On Fri, 24 Aug 2007 12:53:54 -0500
"Mike Miller (OS Dev)" <[email protected]> wrote:

> This fixes a problem with the way cciss was filling out the "errors"
> field of the request structure upon completion of requests.
> Previously, it just put a 1 or a 0 in there and used the negation
> of this as the uptodate parameter to one of the functions in the
> block layer, being a block device. For the SG_IO ioctl, this was not
> sufficient, and we noticed that, for example, sg_turs from sg3_utils
> did not correctly detect problems due to cciss having set rq->errors
> incorrectly.

Do we think this problem is sufficiently serious to merit merging
this (largeish) patch into 2.6.23?

I'm thinking "no", but that might be wrong...

2007-08-27 20:00:07

by Mike Miller (OS Dev)

[permalink] [raw]
Subject: Re: [PATCH 1/1] cciss: fix error reporting for SG_IO

On Fri, Aug 24, 2007 at 05:10:47PM -0700, Andrew Morton wrote:
> On Fri, 24 Aug 2007 12:53:54 -0500
> "Mike Miller (OS Dev)" <[email protected]> wrote:
>
> > This fixes a problem with the way cciss was filling out the "errors"
> > field of the request structure upon completion of requests.
> > Previously, it just put a 1 or a 0 in there and used the negation
> > of this as the uptodate parameter to one of the functions in the
> > block layer, being a block device.
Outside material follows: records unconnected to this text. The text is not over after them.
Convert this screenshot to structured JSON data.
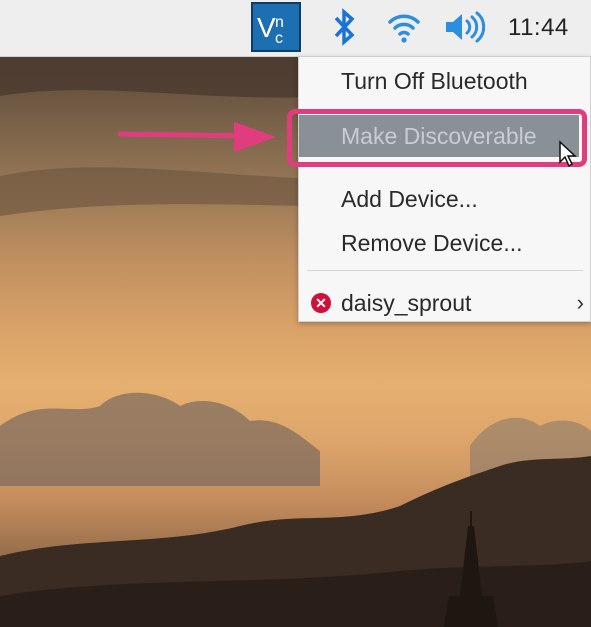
{
  "taskbar": {
    "clock": "11:44",
    "icons": [
      "vnc-icon",
      "bluetooth-icon",
      "wifi-icon",
      "volume-icon"
    ]
  },
  "bluetooth_menu": {
    "items": [
      {
        "label": "Turn Off Bluetooth",
        "state": "normal"
      },
      {
        "label": "Make Discoverable",
        "state": "highlighted"
      },
      {
        "label": "Add Device...",
        "state": "normal"
      },
      {
        "label": "Remove Device...",
        "state": "normal"
      }
    ],
    "devices": [
      {
        "label": "daisy_sprout",
        "status": "disconnected",
        "has_submenu": true
      }
    ]
  },
  "annotation": {
    "color": "#e13d7e",
    "target": "Make Discoverable"
  },
  "colors": {
    "taskbar_bg": "#eeeeee",
    "menu_bg": "#f7f7f7",
    "highlight_bg": "#8a9196",
    "bluetooth_blue": "#1a73d9",
    "vnc_blue": "#1c6fb0",
    "disconnected_red": "#d0103a"
  }
}
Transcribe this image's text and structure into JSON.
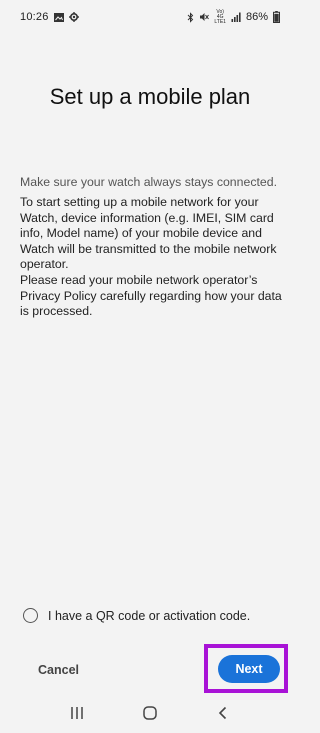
{
  "status_bar": {
    "time": "10:26",
    "battery_percent": "86%",
    "volte_top": "Vo)",
    "volte_mid": "4G",
    "volte_bot": "LTE1",
    "icons": [
      "gallery-icon",
      "settings-gear-icon",
      "bluetooth-icon",
      "mute-icon",
      "volte-indicator",
      "signal-icon",
      "battery-icon"
    ]
  },
  "page": {
    "title": "Set up a mobile plan",
    "intro": "Make sure your watch always stays connected.",
    "paragraph_1": "To start setting up a mobile network for your Watch, device information (e.g. IMEI, SIM card info, Model name) of your mobile device and Watch will be transmitted to the mobile network operator.",
    "paragraph_2": "Please read your mobile network operator’s Privacy Policy carefully regarding how your data is processed."
  },
  "qr_option": {
    "label": "I have a QR code or activation code.",
    "checked": false
  },
  "actions": {
    "cancel_label": "Cancel",
    "next_label": "Next"
  },
  "nav_bar": {
    "items": [
      "recent-apps-icon",
      "home-icon",
      "back-icon"
    ]
  },
  "colors": {
    "background": "#f3f3f3",
    "accent": "#1a73d9",
    "highlight": "#a812d6"
  }
}
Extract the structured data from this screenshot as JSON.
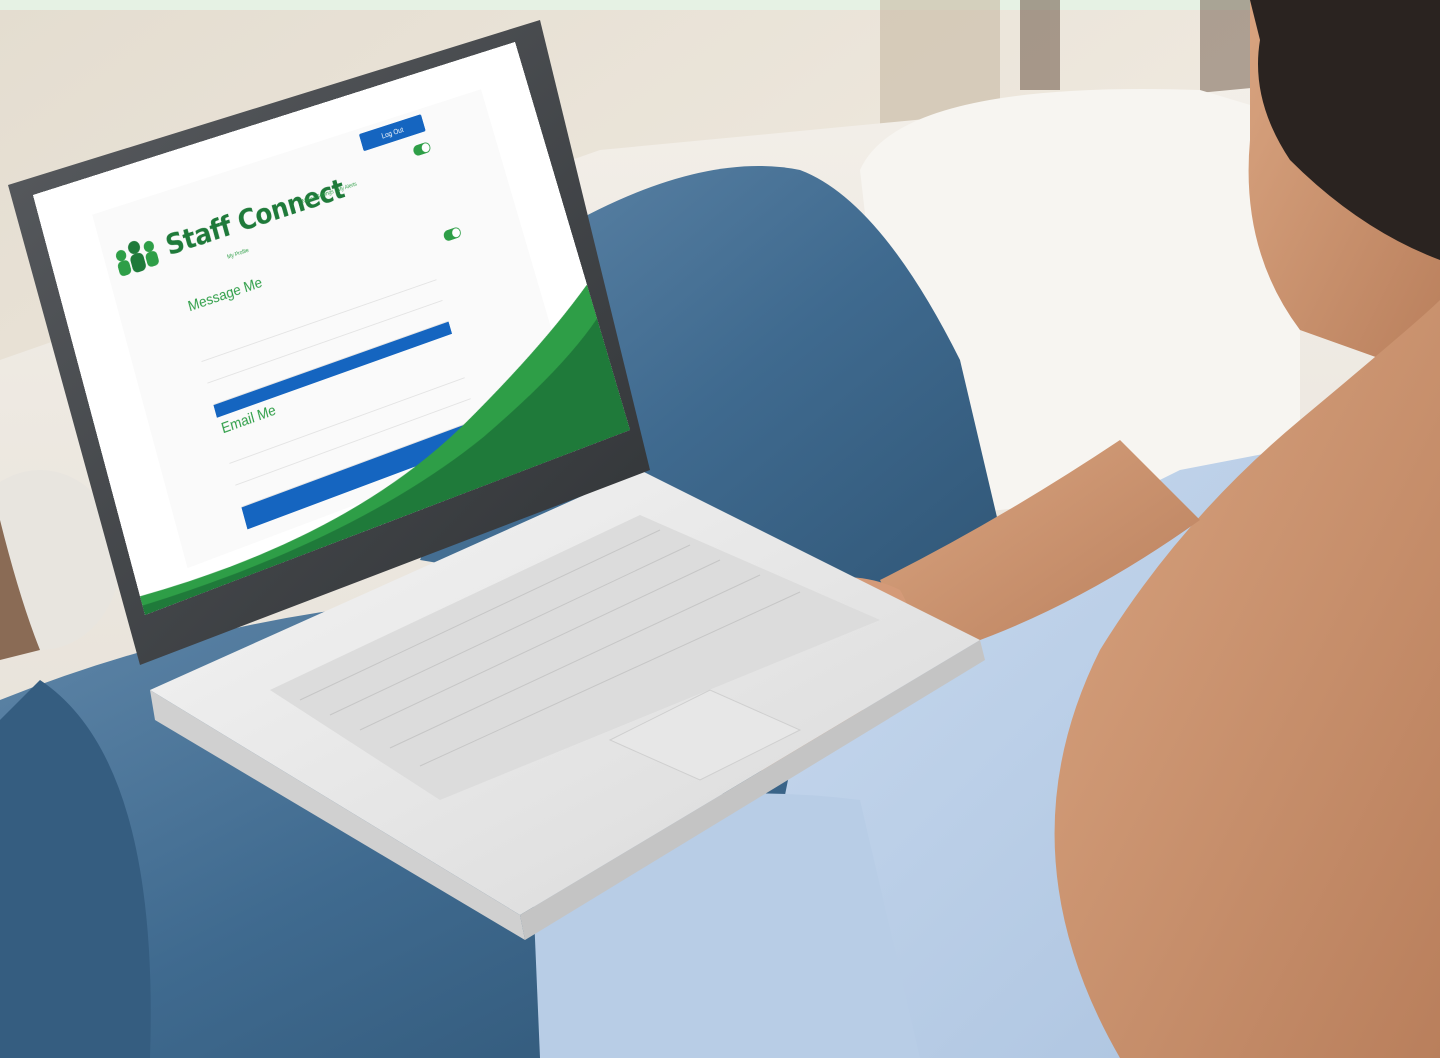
{
  "app": {
    "brand": "Staff Connect",
    "logout_label": "Log Out"
  },
  "nav": {
    "profile_label": "My Profile",
    "profile_sub": "",
    "settings_label": "Notice Settings · My Alerts",
    "settings_sub": ""
  },
  "message_me": {
    "title": "Message Me",
    "description": "",
    "options": [
      "",
      "",
      ""
    ]
  },
  "email_me": {
    "title": "Email Me",
    "description": "",
    "options": [
      "",
      "",
      "",
      ""
    ]
  },
  "colors": {
    "brand_green": "#2e9e47",
    "brand_dark_green": "#1f7a3a",
    "accent_blue": "#1565c0"
  },
  "icons": [
    "people-logo-icon",
    "profile-icon",
    "settings-icon",
    "toggle-icon"
  ]
}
For the SG_IO ioctl, this was not
> > sufficient, and we noticed that, for example, sg_turs from sg3_utils
> > did not correctly detect problems due to cciss having set rq->errors
> > incorrectly.
>
> Do we think this problem is sufficiently serious to merit merging
> this (largeish) patch into 2.6.23?
>
> I'm thinking "no", but that might be wrong...

We'd like to see it 2.6.23. It may help insulate me from lots of questions
about where it is. :) But it's entirely up to you.

mikem